Procureurs de l'Association française des conseils scolaires de l'Ontario: Cassels, Brock & Blackwell, Toronto.

Procureurs de The Quebec Association of Protestant School Boards: Colin K. Irving, Ottawa, et Allan R. Hilton, Montréal.

Procureur du procureur général de l'Alberta: Procureur général de l'Alberta, Edmonton.

Procureur du procureur général du Québec: Procureur général du Ste‑Foy.


Sens de l'arrêt : Le pourvoi est rejeté et la question soumise dans le renvoi reçoit une réponse négative

Analyses

Droit constitutionnel - Partage des compétences - éducation - Projet de loi 30 prévoyant le financement complet des écoles catholiques de niveau secondaire - Le projet de loi 30 constitue‑t‑il un exercice valide du pouvoir conféré par la disposition liminaire de l'art. 93 et par l'art. 93(3)? - Le projet de loi 30 constitue‑t‑il un exercice valide du pouvoir provincial parce qu'il rétablit des droits constitutionnels garantis par l'art. 93(1)? - Loi constitutionnelle de 1867, art. 93, 93(3).

Droit constitutionnel - Charte des droits - Droits à l'égalité - Protection contre la discrimination fondée sur la religion - Projet de loi 30 prévoyant le financement complet des écoles catholiques de niveau secondaire - Le projet de loi est‑il assujetti à un contrôle fondé sur la Charte? - Charte canadienne des droits et libertés, art. 2a), 15, 29 - Loi constitutionnelle de 1982, art. 52.

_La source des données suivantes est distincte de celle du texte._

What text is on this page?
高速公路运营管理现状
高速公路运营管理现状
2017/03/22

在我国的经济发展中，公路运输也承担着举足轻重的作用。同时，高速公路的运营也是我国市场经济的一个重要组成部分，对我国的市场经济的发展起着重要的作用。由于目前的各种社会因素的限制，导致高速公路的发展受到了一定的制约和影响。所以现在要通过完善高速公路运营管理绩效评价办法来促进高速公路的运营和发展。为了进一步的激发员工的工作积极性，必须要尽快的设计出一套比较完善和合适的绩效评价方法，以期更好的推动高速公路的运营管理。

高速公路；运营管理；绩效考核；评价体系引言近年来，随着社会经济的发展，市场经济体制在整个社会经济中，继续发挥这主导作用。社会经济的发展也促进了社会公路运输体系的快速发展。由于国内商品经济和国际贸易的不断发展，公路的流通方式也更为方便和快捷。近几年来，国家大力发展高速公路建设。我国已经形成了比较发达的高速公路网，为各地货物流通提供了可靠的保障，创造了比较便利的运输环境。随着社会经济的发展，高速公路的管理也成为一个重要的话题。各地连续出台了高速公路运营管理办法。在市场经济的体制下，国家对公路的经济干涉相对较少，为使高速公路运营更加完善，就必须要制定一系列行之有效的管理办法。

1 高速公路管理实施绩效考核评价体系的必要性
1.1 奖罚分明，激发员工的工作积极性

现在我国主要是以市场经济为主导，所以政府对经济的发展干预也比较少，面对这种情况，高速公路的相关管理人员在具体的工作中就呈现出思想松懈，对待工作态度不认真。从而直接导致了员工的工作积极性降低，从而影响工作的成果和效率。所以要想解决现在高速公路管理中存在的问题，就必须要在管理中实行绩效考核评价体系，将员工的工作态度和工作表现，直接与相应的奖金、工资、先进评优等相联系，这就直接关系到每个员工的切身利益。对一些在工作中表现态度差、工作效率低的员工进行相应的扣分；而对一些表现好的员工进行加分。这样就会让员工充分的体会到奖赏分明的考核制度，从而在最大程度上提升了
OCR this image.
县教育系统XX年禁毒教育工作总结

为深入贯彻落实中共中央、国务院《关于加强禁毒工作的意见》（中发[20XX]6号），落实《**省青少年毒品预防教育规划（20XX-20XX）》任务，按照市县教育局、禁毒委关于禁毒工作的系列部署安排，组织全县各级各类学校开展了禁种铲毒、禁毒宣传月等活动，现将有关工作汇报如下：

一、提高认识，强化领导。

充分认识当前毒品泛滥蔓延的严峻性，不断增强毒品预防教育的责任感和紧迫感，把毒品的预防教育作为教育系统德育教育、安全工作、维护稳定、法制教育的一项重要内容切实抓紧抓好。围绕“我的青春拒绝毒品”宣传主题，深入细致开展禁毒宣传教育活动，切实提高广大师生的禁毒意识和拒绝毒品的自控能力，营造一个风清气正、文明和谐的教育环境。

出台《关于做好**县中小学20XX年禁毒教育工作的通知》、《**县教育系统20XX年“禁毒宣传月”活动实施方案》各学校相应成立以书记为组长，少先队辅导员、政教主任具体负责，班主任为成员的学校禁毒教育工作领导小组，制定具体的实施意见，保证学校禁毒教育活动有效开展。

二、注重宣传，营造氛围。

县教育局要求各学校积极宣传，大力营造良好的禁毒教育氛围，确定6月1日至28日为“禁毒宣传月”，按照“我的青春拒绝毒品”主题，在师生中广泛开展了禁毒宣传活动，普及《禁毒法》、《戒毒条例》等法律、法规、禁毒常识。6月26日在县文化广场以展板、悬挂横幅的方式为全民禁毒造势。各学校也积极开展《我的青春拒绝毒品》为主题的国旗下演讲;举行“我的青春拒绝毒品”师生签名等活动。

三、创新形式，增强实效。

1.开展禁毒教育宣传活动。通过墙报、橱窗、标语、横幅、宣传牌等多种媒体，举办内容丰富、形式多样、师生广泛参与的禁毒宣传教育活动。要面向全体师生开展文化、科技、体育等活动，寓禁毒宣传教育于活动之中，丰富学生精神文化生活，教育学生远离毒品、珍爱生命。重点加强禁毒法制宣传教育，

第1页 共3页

Ce pourvoi attaque l'arrêt rendu par la Cour d'appel de l'Ontario sur une question que lui a soumise le gouvernement de l'Ontario. La question est ainsi formulée:

Le projet de loi 30, An Act to amend the Education Act, est‑il incompatible avec les dispositions de la Constitution du Canada, y compris la Charte canadienne des droits et libertés et, dans l'affirmative, sous quel aspect et à quel égard?

Le procureur général de l'Ontario a été chargé de procéder au renvoi et plusieurs parties ont reçu de la Cour d'appel l'autorisation d'intervenir. La Cour d'appel à la majorité a répondu par la négative à la question soumise dans le cadre du renvoi.

Le projet de loi a pour but la mise en oeuvre d'une politique de financement complet des écoles séparées catholiques de niveau secondaire en Ontario. Le projet de loi autorise un conseil d'écoles séparées à choisir par règlement administratif, avec l'approbation du ministre, d'accomplir les fonctions d'un conseil d'écoles secondaires et de devenir ainsi un "conseil d'écoles catholiques". Il a dès lors le droit de recevoir une part des subventions générales aux fins des écoles secondaires. Les contribuables des écoles séparées, dans un secteur où un conseil d'écoles catholiques exerce sa compétence, sont exemptés du versement de cotisations ou d'impôts aux fins des écoles secondaires. Chaque conseil public de l'éducation a l'obligation de dresser une liste des enseignants et des autres employés dont les services ne seront plus nécessaires en raison des effets du projet de loi et, au cours des dix ans qui suivent son choix, le conseil d'écoles catholiques doit pourvoir aux postes d'enseignants vacants en offrant des emplois aux personnes sur cette liste qui possèdent les compétences voulues. D'autres dispositions portent sur les fonctions de la Commission de planification et de mise en oeuvre établie par le projet de loi et sur le transfert du droit d'usage ou du droit de propriété sur les biens meubles et immeubles entre conseils d'écoles publiques et conseils d'écoles catholiques, ce qui n'est pas au centre des questions constitutionnelles en l'espèce.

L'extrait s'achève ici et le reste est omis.